NATALIE SANCHEZ VALLE
Natalie Sanchez Valle is a singer, writer, performer, dancer and UC Berkeley graduate passionate about theater and performance as a tool for creating consciousness and community.

In the Fall of 2013, after becoming inspired by the Teatro Lab class taught by Angela Marino, she started the Performance Colectiva with other performers of color to create resources and spaces for Latin@s and other underrepresented students who use art as a way to express, learn, and heal.
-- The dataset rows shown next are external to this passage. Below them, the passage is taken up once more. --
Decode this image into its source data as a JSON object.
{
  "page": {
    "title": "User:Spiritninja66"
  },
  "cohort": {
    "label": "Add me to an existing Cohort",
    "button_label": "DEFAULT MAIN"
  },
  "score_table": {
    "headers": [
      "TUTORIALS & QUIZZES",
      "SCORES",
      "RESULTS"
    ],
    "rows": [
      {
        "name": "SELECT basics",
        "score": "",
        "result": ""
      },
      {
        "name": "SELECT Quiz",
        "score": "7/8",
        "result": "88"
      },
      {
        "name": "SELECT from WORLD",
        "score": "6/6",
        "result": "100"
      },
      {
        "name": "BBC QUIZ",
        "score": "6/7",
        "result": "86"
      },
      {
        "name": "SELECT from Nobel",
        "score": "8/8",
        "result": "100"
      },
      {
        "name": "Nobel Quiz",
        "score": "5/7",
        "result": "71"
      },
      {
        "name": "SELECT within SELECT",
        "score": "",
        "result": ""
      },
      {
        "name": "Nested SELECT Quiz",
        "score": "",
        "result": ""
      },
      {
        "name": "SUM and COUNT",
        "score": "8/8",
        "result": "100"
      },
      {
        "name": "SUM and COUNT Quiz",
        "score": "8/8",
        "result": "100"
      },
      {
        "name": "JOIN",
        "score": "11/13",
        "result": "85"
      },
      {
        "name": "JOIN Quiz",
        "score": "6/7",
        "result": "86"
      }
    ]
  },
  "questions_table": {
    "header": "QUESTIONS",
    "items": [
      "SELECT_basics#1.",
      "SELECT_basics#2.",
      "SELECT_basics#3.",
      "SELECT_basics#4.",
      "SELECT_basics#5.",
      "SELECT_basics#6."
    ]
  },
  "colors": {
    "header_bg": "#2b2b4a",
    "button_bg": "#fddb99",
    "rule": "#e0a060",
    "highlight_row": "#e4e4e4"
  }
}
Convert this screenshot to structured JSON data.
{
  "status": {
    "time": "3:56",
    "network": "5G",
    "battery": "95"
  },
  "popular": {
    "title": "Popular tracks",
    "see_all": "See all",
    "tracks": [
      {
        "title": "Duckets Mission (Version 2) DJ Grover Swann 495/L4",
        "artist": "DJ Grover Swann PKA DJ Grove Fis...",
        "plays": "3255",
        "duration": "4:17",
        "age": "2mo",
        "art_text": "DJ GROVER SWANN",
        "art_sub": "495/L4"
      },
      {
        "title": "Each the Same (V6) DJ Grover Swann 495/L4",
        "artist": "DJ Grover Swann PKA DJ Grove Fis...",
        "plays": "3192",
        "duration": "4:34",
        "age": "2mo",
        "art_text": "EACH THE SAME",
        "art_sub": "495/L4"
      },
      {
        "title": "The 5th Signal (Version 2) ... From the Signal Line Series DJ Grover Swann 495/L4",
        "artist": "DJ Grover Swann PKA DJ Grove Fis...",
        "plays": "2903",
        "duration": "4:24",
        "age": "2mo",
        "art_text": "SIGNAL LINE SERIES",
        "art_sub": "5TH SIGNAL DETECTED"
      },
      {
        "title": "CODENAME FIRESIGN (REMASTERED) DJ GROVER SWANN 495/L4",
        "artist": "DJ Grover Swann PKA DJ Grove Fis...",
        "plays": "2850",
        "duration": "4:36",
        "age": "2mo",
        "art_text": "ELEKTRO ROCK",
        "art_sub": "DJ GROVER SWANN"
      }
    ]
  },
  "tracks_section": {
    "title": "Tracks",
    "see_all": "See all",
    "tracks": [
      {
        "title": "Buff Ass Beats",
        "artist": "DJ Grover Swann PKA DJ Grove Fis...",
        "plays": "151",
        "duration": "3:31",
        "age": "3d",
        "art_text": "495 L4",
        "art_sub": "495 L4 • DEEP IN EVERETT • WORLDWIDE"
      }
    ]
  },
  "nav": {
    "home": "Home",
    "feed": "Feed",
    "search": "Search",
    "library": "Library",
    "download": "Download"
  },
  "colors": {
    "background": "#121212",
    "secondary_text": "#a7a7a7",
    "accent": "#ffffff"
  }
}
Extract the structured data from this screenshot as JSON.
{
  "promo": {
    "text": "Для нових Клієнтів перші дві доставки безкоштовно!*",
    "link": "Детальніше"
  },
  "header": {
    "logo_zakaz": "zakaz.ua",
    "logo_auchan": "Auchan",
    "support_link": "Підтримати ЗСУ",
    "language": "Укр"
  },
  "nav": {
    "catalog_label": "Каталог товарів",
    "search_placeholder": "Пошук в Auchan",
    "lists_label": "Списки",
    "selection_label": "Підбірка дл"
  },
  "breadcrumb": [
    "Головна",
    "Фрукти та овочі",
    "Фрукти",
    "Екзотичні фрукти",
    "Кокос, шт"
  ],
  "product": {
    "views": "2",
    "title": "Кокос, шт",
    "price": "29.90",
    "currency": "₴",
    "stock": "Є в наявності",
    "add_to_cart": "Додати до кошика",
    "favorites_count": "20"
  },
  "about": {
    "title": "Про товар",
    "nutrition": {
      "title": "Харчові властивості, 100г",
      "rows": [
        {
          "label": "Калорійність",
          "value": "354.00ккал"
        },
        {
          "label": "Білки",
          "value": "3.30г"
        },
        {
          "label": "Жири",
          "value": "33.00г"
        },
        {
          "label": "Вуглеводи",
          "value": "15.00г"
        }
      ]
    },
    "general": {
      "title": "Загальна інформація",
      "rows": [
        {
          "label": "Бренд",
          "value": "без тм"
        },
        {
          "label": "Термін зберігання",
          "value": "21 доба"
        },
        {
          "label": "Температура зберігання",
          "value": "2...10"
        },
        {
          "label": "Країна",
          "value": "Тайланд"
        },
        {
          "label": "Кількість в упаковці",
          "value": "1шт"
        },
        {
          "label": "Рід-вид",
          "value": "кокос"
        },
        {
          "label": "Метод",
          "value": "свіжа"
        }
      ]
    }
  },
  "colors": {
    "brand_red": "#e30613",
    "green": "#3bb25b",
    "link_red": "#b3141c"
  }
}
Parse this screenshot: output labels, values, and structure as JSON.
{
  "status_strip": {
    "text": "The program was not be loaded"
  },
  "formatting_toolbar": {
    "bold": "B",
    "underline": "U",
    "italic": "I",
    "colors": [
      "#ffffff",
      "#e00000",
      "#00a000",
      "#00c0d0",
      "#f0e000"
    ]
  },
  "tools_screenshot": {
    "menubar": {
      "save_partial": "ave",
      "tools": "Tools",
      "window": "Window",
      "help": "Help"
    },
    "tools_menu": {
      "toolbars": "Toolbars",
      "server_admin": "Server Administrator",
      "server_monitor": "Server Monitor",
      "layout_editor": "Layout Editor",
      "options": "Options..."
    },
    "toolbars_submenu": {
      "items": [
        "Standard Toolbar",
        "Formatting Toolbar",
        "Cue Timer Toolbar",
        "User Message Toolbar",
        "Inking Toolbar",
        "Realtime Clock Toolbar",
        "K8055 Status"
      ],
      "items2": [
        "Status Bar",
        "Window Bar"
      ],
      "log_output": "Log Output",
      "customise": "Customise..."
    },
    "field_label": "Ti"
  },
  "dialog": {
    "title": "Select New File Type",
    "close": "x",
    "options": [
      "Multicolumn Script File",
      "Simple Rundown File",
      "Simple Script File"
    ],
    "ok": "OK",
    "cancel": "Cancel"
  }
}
Through this work, Natalie has given several performance workshops, as well as spoken about the importance for the arts at the Luis Valdez’s Power of Zero Regents Lecture at UC Berkeley.

SHARON SEKHON
Sharon Sekhon is an historian committed to using art as a vehicle for sharing history. She was born in Anaheim and has been teaching at CSUF in the American Studies Department since 1999; and she also teaches in the Ethnic Studies Department and the Honors Program at CSUF. She is the Founder of the Studio for Southern California History.

SARAH SWAFFORD
Sarah Swafford is an educator, athlete and artist from Central California.